AI uses love you to enter your head
What The future of the button -like in the age of artificial intelligence? Max Luchin – founder of PayPal and CEO of Confirmation – sees a new and very valuable role in loving data for AI training to achieve more conclusions according to that human decision maker.
It is a well-known point in machine learning that a computer with a clear reward performance will be involved in learning reinforced reinforcement to improve its performance and maximize the reward-but this pathway often results in artificial intelligence systems to produce very different results than humans.
To introduce a corrective force, artificial intelligence developers often use what is called a reinforcing human feedback (RLHF). In essence, they put a human thumb on a scale by entering the computer by teaching it on data that reflects the real preferences of real people. But where does this human priority data come from and how much is it necessary for entry validity? So far, this has been the problem of RLHF: If it needs to hire supervisors and human beings to bring feedback, this is a costly method.
And that’s a problem Luchin thinks with the Like button can be solved. He observes the accumulated source today in the hands of Facebook as a god for any developer who wants to teach a smart factor about human preference data. And how big is this transaction? Luchin told us, “I argue that one of the most valuable things that Facebook has is that the mountain is loving data.” In fact, at this point of inflation in the development of artificial intelligence, access to “what content is human -friendly, for use to teach artificial intelligence models is probably one of the most valuable things on the Internet.”

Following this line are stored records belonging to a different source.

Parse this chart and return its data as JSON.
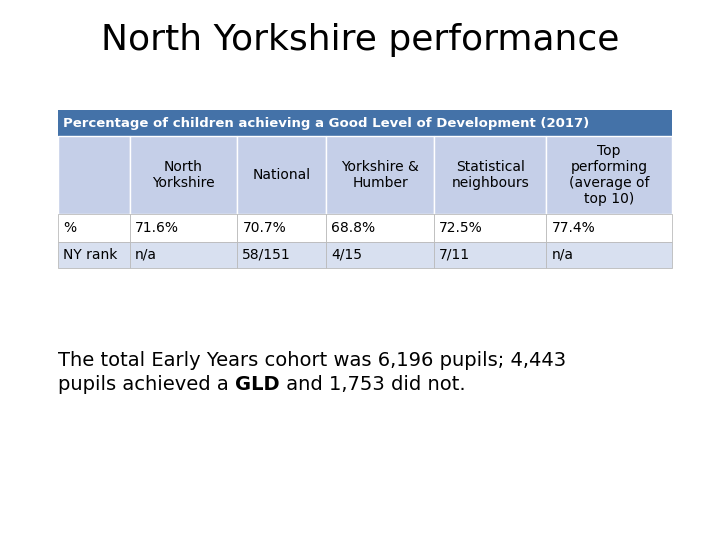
{
  "title": "North Yorkshire performance",
  "title_fontsize": 26,
  "background_color": "#ffffff",
  "table_header_text": "Percentage of children achieving a Good Level of Development (2017)",
  "table_header_bg": "#4472a8",
  "table_header_color": "#ffffff",
  "table_header_fontsize": 9.5,
  "col_headers": [
    "",
    "North\nYorkshire",
    "National",
    "Yorkshire &\nHumber",
    "Statistical\nneighbours",
    "Top\nperforming\n(average of\ntop 10)"
  ],
  "row1_label": "%",
  "row1_values": [
    "71.6%",
    "70.7%",
    "68.8%",
    "72.5%",
    "77.4%"
  ],
  "row2_label": "NY rank",
  "row2_values": [
    "n/a",
    "58/151",
    "4/15",
    "7/11",
    "n/a"
  ],
  "col_header_bg": "#c5cfe8",
  "row1_bg": "#ffffff",
  "row2_bg": "#d8e0f0",
  "cell_text_color": "#000000",
  "cell_fontsize": 10,
  "footer_line1": "The total Early Years cohort was 6,196 pupils; 4,443",
  "footer_line2_pre": "pupils achieved a ",
  "footer_line2_bold": "GLD",
  "footer_line2_post": " and 1,753 did not.",
  "footer_fontsize": 14
}
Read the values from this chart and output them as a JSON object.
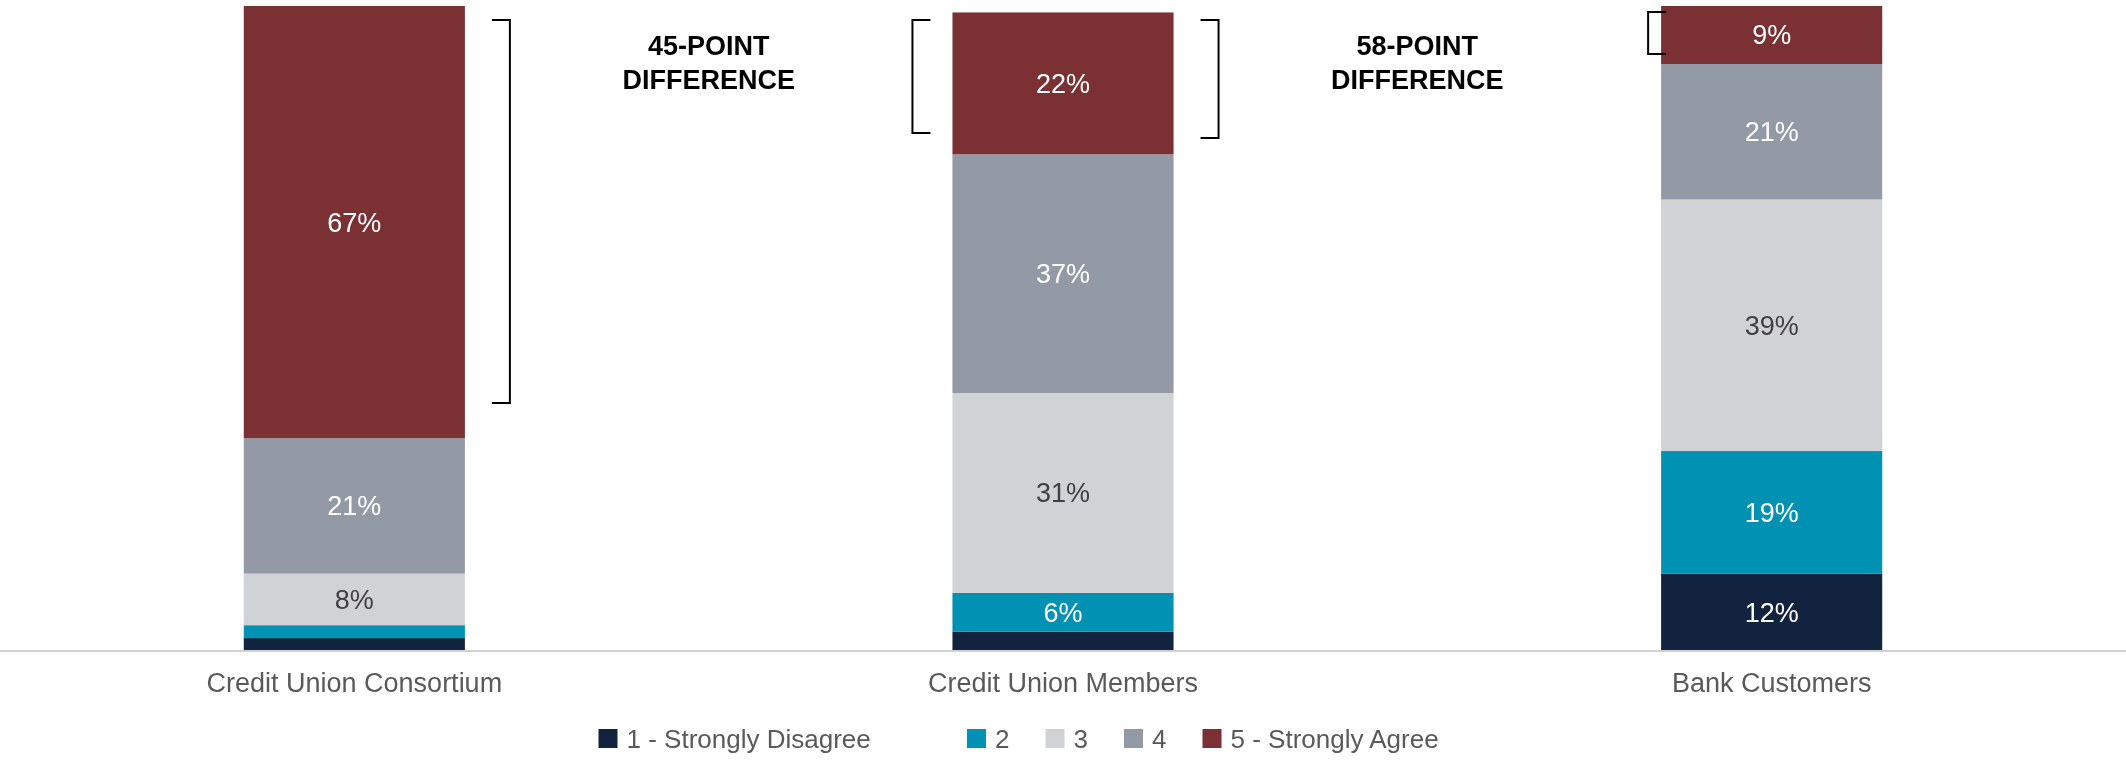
{
  "chart_data": {
    "type": "bar",
    "stacked": true,
    "categories": [
      "Credit Union Consortium",
      "Credit Union Members",
      "Bank Customers"
    ],
    "series": [
      {
        "name": "1 - Strongly Disagree",
        "color": "#12233f",
        "values": [
          2,
          3,
          12
        ],
        "value_labels": [
          null,
          null,
          "12%"
        ]
      },
      {
        "name": "2",
        "color": "#0091b3",
        "values": [
          2,
          6,
          19
        ],
        "value_labels": [
          null,
          "6%",
          "19%"
        ]
      },
      {
        "name": "3",
        "color": "#d0d2d5",
        "values": [
          8,
          31,
          39
        ],
        "value_labels": [
          "8%",
          "31%",
          "39%"
        ]
      },
      {
        "name": "4",
        "color": "#939aa5",
        "values": [
          21,
          37,
          21
        ],
        "value_labels": [
          "21%",
          "37%",
          "21%"
        ]
      },
      {
        "name": "5 - Strongly Agree",
        "color": "#7b3033",
        "values": [
          67,
          22,
          9
        ],
        "value_labels": [
          "67%",
          "22%",
          "9%"
        ]
      }
    ],
    "annotations": [
      "45-POINT\nDIFFERENCE",
      "58-POINT\nDIFFERENCE"
    ],
    "legend": "bottom"
  }
}
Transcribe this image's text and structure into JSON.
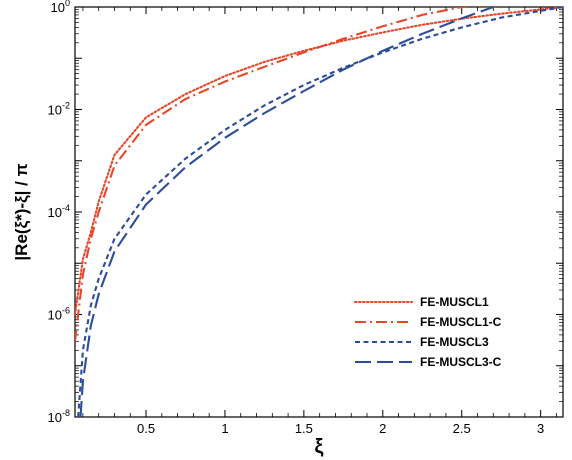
{
  "chart_data": {
    "type": "line",
    "title": "",
    "xlabel": "ξ",
    "ylabel": "|Re(ξ*)-ξ| / π",
    "xlim": [
      0.05,
      3.1416
    ],
    "ylim_log10": [
      -8,
      0
    ],
    "y_scale": "log",
    "x_ticks": [
      0.5,
      1,
      1.5,
      2,
      2.5,
      3
    ],
    "x_tick_labels": [
      "0.5",
      "1",
      "1.5",
      "2",
      "2.5",
      "3"
    ],
    "y_ticks": [
      {
        "base": "10",
        "exp": "-8"
      },
      {
        "base": "10",
        "exp": "-6"
      },
      {
        "base": "10",
        "exp": "-4"
      },
      {
        "base": "10",
        "exp": "-2"
      },
      {
        "base": "10",
        "exp": "0"
      }
    ],
    "legend_position": "bottom-right",
    "series": [
      {
        "name": "FE-MUSCL1",
        "color": "#e8462a",
        "dash": "dotted",
        "x": [
          0.05,
          0.1,
          0.15,
          0.2,
          0.3,
          0.5,
          0.75,
          1.0,
          1.25,
          1.5,
          1.75,
          2.0,
          2.25,
          2.5,
          2.75,
          3.1416
        ],
        "y": [
          1e-06,
          1.2e-05,
          4e-05,
          0.00016,
          0.0013,
          0.007,
          0.02,
          0.045,
          0.085,
          0.14,
          0.22,
          0.32,
          0.45,
          0.59,
          0.74,
          1.0
        ]
      },
      {
        "name": "FE-MUSCL1-C",
        "color": "#e8462a",
        "dash": "dashdot",
        "x": [
          0.05,
          0.1,
          0.15,
          0.2,
          0.3,
          0.5,
          0.75,
          1.0,
          1.25,
          1.5,
          1.75,
          2.0,
          2.25,
          2.5,
          2.74
        ],
        "y": [
          3e-07,
          6e-06,
          3e-05,
          0.0001,
          0.0008,
          0.005,
          0.016,
          0.035,
          0.068,
          0.13,
          0.24,
          0.42,
          0.7,
          1.0,
          1.0
        ]
      },
      {
        "name": "FE-MUSCL3",
        "color": "#2c4c9a",
        "dash": "dashed",
        "x": [
          0.07,
          0.1,
          0.15,
          0.2,
          0.3,
          0.5,
          0.75,
          1.0,
          1.25,
          1.5,
          1.75,
          2.0,
          2.25,
          2.5,
          2.75,
          3.1416
        ],
        "y": [
          1e-08,
          2e-07,
          1.5e-06,
          5e-06,
          3e-05,
          0.00022,
          0.0011,
          0.004,
          0.012,
          0.03,
          0.065,
          0.13,
          0.24,
          0.4,
          0.62,
          1.0
        ]
      },
      {
        "name": "FE-MUSCL3-C",
        "color": "#2c4c9a",
        "dash": "longdash",
        "x": [
          0.085,
          0.1,
          0.15,
          0.2,
          0.3,
          0.5,
          0.75,
          1.0,
          1.25,
          1.5,
          1.75,
          2.0,
          2.25,
          2.5,
          2.7
        ],
        "y": [
          1e-08,
          5e-08,
          6e-07,
          2.5e-06,
          1.7e-05,
          0.00014,
          0.00075,
          0.0028,
          0.0085,
          0.023,
          0.06,
          0.14,
          0.3,
          0.6,
          1.0
        ]
      }
    ]
  }
}
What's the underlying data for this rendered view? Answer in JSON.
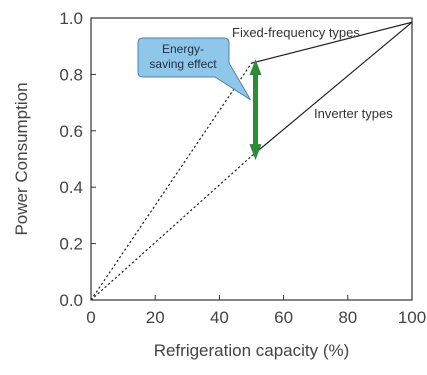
{
  "chart_data": {
    "type": "line",
    "xlabel": "Refrigeration capacity (%)",
    "ylabel": "Power Consumption",
    "xlim": [
      0,
      100
    ],
    "ylim": [
      0,
      1.0
    ],
    "x_ticks": [
      "0",
      "20",
      "40",
      "60",
      "80",
      "100"
    ],
    "y_ticks": [
      "0.0",
      "0.2",
      "0.4",
      "0.6",
      "0.8",
      "1.0"
    ],
    "series": [
      {
        "name": "Fixed-frequency types",
        "color": "#222222",
        "segments": [
          {
            "style": "dotted",
            "points": [
              [
                0,
                0
              ],
              [
                50,
                0.84
              ]
            ]
          },
          {
            "style": "solid",
            "points": [
              [
                50,
                0.84
              ],
              [
                100,
                0.985
              ]
            ]
          }
        ]
      },
      {
        "name": "Inverter types",
        "color": "#222222",
        "segments": [
          {
            "style": "dotted",
            "points": [
              [
                0,
                0
              ],
              [
                50,
                0.51
              ]
            ]
          },
          {
            "style": "solid",
            "points": [
              [
                50,
                0.51
              ],
              [
                100,
                0.985
              ]
            ]
          }
        ]
      }
    ],
    "annotation": {
      "label_line1": "Energy-",
      "label_line2": "saving effect",
      "arrow_x": 50,
      "arrow_from": 0.51,
      "arrow_to": 0.84,
      "arrow_color": "#2e8b3a",
      "callout_fill": "#8ec7ea",
      "callout_border": "#5a7fa6"
    },
    "grid": false
  }
}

While Lucin predicts artificial intelligence learning from human preferences through the Like button, artificial intelligence is changing how these preferences are formed in the first place. In fact, social media operating systems actively use AI not only to analyze the likes but also to predict them – potentially disrupt the button itself.
It was an interesting observation for us because, as we talked to most people, the forecasts were more than another angle, and did not describe how the Like button affects AI performance but how artificial intelligence changes the Like button world. Currently, we have heard, artificial intelligence is applied to improve social media algorithms. For example, in early 2024, Facebook tested AI to redesign the algorithm, which recommends to recommend movies to users. Can it provide a better weight of variables to predict which one of a user would like to watch more? The outcome of this initial experiment showed that it could be: the use of artificial intelligence in the job paid in longer times – Facebook metric performance hoped to be reinforced.
When asked by Steve Chen, the founder of YouTube what the future for the Like button, he said, “I sometimes wonder if the button would be like the AI to be advanced enough to accurately 100 % to what you want to say based on your view and sharing patterns.”
However, one of the reasons that always requires the Like button is to make severe or temporary changes in observation of needs because of events or situations. “There are days when I want to watch the content that is a little more about my kids,” he said. Chen also explained that the Like button may be because of its role in attracting advertisers – another main group alongside viewers and creators – because of these, as the simplest possible hinge to connect those three groups. With a faucet, a viewer simultaneously gives a gratitude and feedback directly to the content provider and the evidence of interaction and priority to the advertiser.